Когда зрители выходили с фильмов Феллини, мне это было понятно, хоть я из вежливости досиживал до конца. Но когда увидел уходящих ворчунов с «Андрея Рублева», мне они казались грызунами, бегущими с корабля. За моей спиной в зале смеялись над предательством русским князем Владимира на разграбления татарам. Цинично хихикали над этим: «Что же ты, мы же русские!» – «Я покажу тебе, сволочь Владимирская» – и нож в живот соотечественнику… И это, и весь мрак и ужас, но и диалоги иконописцев о грехе, о милости Божией – всё это раскаленным мечом проходило через моё сердце. Я смеялся вместе с маленькой княжной, брызгающейся молоком, и радовался словам Андрея Рублева из Апостола: «Любовь долготерпит, милосердствует, любовь не завидует, любовь не превозносится, не гордится. Не бесчинствует, не ищет своего, не раздражается, не мыслит зла. Не радуется неправде, а сорадуется истине. Все покрывает, всему верит, всего надеется, все переносит. Любовь никогда не перестает, хотя и пророчества прекратятся, и языки умолкнут, и знание упразднится»(1Кор. 13, 4–8). Несколько дней ходил я под впечатлением фильма. Передо мной неслись бешеные захватчики, извивались в адском огне лица предателей, горели иконы в разрушенном соборе Владимира и тихо сыпал снег на тела убитых, звучал колокол, отлитый мальчиком под болтовню латинян, а над всем этим, как итог всего и вся – образ Святой Троицы, где в полном согласии и единстве восседают за жертвенным столом три божественных Ангела неземной красоты.
Каждый раз после таких потрясений я открывал Библию и жадно вчитывался в дивные слова, взрывающие все ценности окружающего мира страстей, греха, зла, смерти… Но хоть и принимал я умом божественные откровения, хоть радовался каждому слову, – живой Бог каждый раз уходил от меня, скрываясь за сумрачной пеленой моих страстей. И снова, как брошенное дитя, искал я Отца моего и со слезами шел, бежал и полз туда, где во мраке светило Его жилище…
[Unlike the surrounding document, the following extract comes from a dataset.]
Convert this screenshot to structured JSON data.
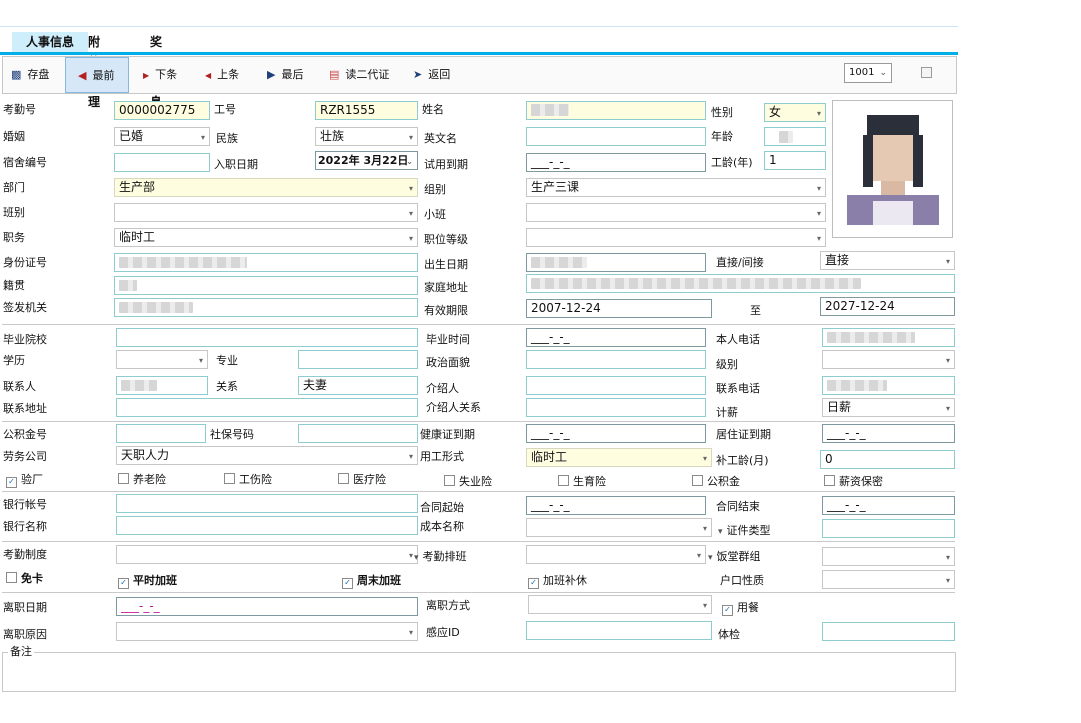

…А потом в Нижний приехали белорусские «Песняры». Их афишами, казалось, был обклеен весь город. Не смотря на то, что они давали по два концерта в день в огромном дворце спорта, билеты в кассах отсутствовали. Разумеется, Олег с помощью отца достал билеты, и мы попали на концерт.
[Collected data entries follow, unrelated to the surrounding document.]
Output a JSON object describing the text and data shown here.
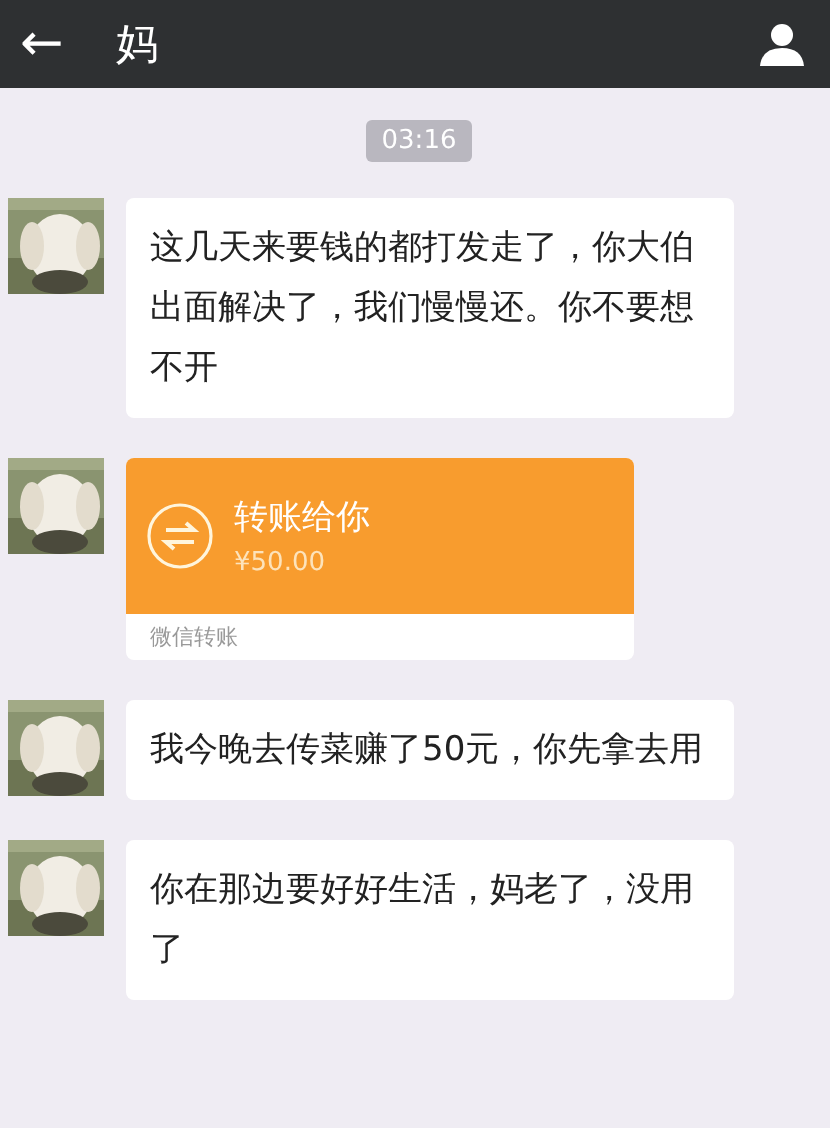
{
  "header": {
    "back_icon": "←",
    "title": "妈"
  },
  "time": "03:16",
  "messages": [
    {
      "kind": "text",
      "text": "这几天来要钱的都打发走了，你大伯出面解决了，我们慢慢还。你不要想不开"
    },
    {
      "kind": "transfer",
      "title": "转账给你",
      "amount": "¥50.00",
      "footer": "微信转账"
    },
    {
      "kind": "text",
      "text": "我今晚去传菜赚了50元，你先拿去用"
    },
    {
      "kind": "text",
      "text": "你在那边要好好生活，妈老了，没用了"
    }
  ]
}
Места у нас были не в партере, что устроили на ледовом поле, а на трибунах, но видимость была хорошая, а уж звук просто потрясающий. Наконец, на сцену вышли музыканты в белых костюмах. Мощный, с огромным лбом и усищами Владимир Мулявин в белом камзоле до пят и хрупкий Анатолий Кашепаров в белых брюках и полосатой национальной тужурке стояли впереди у микрофонов. Сначала нас «разогрели» знаменитыми «Вологда» и «Александрина», потом, конечно, исполнили «Белоруссия» и «Косил Ясь конюшину». Но мы-то знали, что на живых концертах они всегда исполняют нечто необычное, что не пускают на телевидение и не услышишь на пластинках.
И вот, наконец, объявили песню «Скажи про любовь». Мы заерзали и приготовились к музыкальному пиру. Высокие сильные голоса Мулявина и Толика будто переплелись. Они не прыгали по сцене, стояли почти неподвижно. Никакого внешнего эффекта, всё сосредоточилось на словах и музыке песни.
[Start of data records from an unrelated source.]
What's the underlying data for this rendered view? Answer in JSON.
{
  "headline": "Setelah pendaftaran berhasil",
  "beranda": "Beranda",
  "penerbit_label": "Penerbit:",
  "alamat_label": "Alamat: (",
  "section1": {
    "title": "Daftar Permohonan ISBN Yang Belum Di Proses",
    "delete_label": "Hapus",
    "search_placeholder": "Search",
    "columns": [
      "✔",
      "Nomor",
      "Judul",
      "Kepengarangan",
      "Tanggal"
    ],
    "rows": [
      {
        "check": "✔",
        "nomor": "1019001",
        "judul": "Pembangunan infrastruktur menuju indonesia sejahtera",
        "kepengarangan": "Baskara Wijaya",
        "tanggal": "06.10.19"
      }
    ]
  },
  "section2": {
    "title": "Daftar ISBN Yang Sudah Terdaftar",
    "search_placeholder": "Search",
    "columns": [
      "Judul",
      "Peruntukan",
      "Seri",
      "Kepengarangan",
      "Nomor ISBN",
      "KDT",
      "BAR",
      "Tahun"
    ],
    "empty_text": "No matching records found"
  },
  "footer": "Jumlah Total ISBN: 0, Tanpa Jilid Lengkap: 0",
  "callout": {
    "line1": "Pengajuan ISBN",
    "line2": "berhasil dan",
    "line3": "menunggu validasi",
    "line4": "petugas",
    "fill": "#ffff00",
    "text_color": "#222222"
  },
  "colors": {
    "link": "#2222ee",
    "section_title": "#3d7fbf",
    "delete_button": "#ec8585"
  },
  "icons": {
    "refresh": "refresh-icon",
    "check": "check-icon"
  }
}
Я вижу солнце в твоих глазах,
В каплях дождя я слышу сердца стук,
Только в них бы я мечтал услышать вновь
Что значу больше для тебя, чем друг.
Ты приходишь вдруг, словно летний бриз,
Согреваешь теплом и, как злой каприз,
Исчезаешь вновь и вновь.
Скажи про любовь.
А дальше началось нечто! Мулявин с Толиком вышли вперед под яркие лучи света и по очереди выкрикивали слово «любовь», оно стало сгустком невидимой энергии, который метался между ними, по сцене, по огромному залу с десятками тысяч людей. Это слово стучалось в наши сердца, било в грудь, оглушало мощным звуком и ослепляло вспышками красного света. Потом пролилось гитарное соло минут на десять. Гитара то рыдала, то звенела, то тихо плакала. Потом на сцене в полной темноте остался один ударник, на которого направили мощный луч прожектора. Он ритмично сотрясал воздух, стены и пол под нашими ногами до полного изнеможения.
Скажи про любовь немного слов,
Слышать я вновь готов
Тихий шёпот твоих нежных фраз, призрачных снов,
Разрывая пелену, у тебя одной в плену.
Перед нами сидело много девушек и даже весьма зрелых дам. Я невольно наблюдал за их реакцией. Они вытянули шеи, подались всем телом к сцене, на лицах – восторг и желание упасть к ногам музыкантов, стать ковровой дорожкой для их триумфального шествия. Я и сам испытывал нечто подобное. В тот миг белорусские песняры стали для меня сверхчеловеками, взлетевшими на недосягаемую высоту. После завершающего аккорда последовали взрыв оваций, крики отечественного «бис» и западный свист. Это безумие продолжалось бы до ночи, если бы Мулявин не поднял руку и не объявил следующую песню.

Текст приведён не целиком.